American Burn Association
- Formation: 1967
- Founder: Bruce G. MacMillan, Curtis P. Artz, B. W. Hayes, Irving Feller, John A. Boswick Jr.
- Type: Nonprofit
- Headquarters: Chicago, Illinois
- Current President: Ingrid Parry, MS, PT, BT-C
- Website: https://www.ameriburn.org

= American Burn Association =

Nonprofit medical organization

The American Burn Association (ABA) is a member-based organization of professionals dedicated to burn injury treatment, research, education, and prevention. The 2,000+ members of the ABA span multiple disciplines that specialize in burns, including physicians, surgeons, nurses, physical and occupational therapists, firefighters, social workers, researchers, and hospitals with burn centers. Since it was founded in 1967, the ABA has created a variety of programs in an effort to improve the lives of those affected by burn injuries.

== History ==
After World War II, interest in burn care grew among medical professionals. This is most likely due to the amount of burn injuries sustained during the war, as well as the growing fear of a nuclear war which could result in an unprecedented amount of burn injuries. In 1959, thirteen surgeons from nine institutions held the first National Burn Seminar at the Brooke Army Medical Center in Texas to discuss case studies, treatment techniques, and specific issues in the field. In the following years, further National Burn Seminars were held at different medical centers across the United States and steadily gained more participants. At the Seventh National Burn Seminar in 1966, a committee was appointed to plan a national organization centered on burn care.
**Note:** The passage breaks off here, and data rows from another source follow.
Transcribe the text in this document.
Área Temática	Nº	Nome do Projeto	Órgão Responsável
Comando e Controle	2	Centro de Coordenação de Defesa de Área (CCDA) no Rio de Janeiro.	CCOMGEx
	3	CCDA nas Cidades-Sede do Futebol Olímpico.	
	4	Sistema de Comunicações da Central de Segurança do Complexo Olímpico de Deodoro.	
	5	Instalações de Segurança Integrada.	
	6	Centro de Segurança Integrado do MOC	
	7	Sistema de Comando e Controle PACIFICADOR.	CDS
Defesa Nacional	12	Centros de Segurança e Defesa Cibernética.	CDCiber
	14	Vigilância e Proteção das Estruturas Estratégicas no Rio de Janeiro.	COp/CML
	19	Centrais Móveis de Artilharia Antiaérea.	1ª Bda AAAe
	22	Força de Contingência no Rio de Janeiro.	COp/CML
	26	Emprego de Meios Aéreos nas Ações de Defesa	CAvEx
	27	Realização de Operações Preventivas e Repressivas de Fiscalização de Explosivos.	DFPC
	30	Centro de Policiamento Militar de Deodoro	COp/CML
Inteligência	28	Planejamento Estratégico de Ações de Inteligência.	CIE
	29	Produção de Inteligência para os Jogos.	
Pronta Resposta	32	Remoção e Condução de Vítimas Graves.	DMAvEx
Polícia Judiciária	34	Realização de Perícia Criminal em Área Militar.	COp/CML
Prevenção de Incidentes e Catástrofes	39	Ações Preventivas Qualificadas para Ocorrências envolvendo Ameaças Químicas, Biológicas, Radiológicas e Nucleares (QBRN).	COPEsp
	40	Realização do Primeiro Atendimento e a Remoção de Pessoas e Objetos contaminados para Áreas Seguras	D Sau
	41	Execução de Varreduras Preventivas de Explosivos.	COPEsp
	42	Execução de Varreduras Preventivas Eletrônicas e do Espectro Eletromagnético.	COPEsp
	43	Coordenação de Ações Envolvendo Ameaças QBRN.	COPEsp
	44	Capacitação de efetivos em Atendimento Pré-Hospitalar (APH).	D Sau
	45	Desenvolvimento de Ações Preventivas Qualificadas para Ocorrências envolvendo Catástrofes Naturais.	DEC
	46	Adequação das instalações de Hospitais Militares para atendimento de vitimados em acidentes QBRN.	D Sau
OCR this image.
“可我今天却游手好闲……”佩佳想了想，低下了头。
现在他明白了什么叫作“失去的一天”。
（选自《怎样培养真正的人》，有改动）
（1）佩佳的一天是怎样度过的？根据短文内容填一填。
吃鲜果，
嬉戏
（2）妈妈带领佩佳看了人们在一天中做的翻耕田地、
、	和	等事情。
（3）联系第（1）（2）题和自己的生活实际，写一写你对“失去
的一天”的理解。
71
The organization would be unique in that it would include people from multiple professions (doctors, nurses, allied healthcare professionals) as part of the whole burn care team. The day after the eighth National Burn Seminar in 1967, the committee finalized the bylaws for the American Burn Association, and appointed its officers. The first president of the ABA was trauma surgeon and burn specialist Curtis P. Artz.

== Programs ==

=== Burn center verification ===
While there are 129 burn centers in the US, only 71 are verified burn centers, meaning they meet specific criteria set by the ABA and the American College of Surgeons (ACS). In order to become verified, the burn center must go through an extensive process in which the ABA and ACS review the facility's resources, burn team personnel and training, and the center's ability to provide long-term, ongoing care for burn patients.

=== Education ===
The Board of Certification for Emergency Nurses is working with the ABA to develop the Certified Burn Registered Nurse certification, the first burn nursing specialty certification in the world. Nurses were to be able to take the exam starting in 2023.

The ABA Advanced Burn Life Support certification is accredited by the Accreditation Council for Continuing Medical Education. It focuses on emergent and immediate care for burn patients within the first 24-hours of sustaining their injuries and encompasses information relevant to a variety of professions involved in burn care.

=== Research and publications ===
The Journal of Burn Care & Research (JBCR) is the official journal of the ABA, and is currently the only medical journal in the US dedicated exclusively to burn care. It began publication in September 1980 as The Journal of Burn Care & Rehabilitation and obtained its present title in 2006. JCBR has published a series of practice guidelines in an effort to standardize burn care. The original practice guidelines were first published in 2000, and later revised by the ABA's Committee on the Organization and Delivery of Burn Care in 2006. Since, there have been a variety of articles expanding upon the guidelines and contributing to the discourse surrounding practices such as pain management, nutrition, managing electrical injuries, preventing and treating necrotizing soft-tissue infections, and the use of orthoses.

The American Burn Research Network (ABuRN) facilitates research and clinical trials affiliated with the ABA.

The ABA's Burn Care Quality Platform is a dataset of burn research that is provided voluntarily by burn centers each year. Access to the dataset is available to researchers, advocacy groups, and clinicians upon request.

=== Prevention and advocacy ===
The first full week of February is National Burn Awareness Week.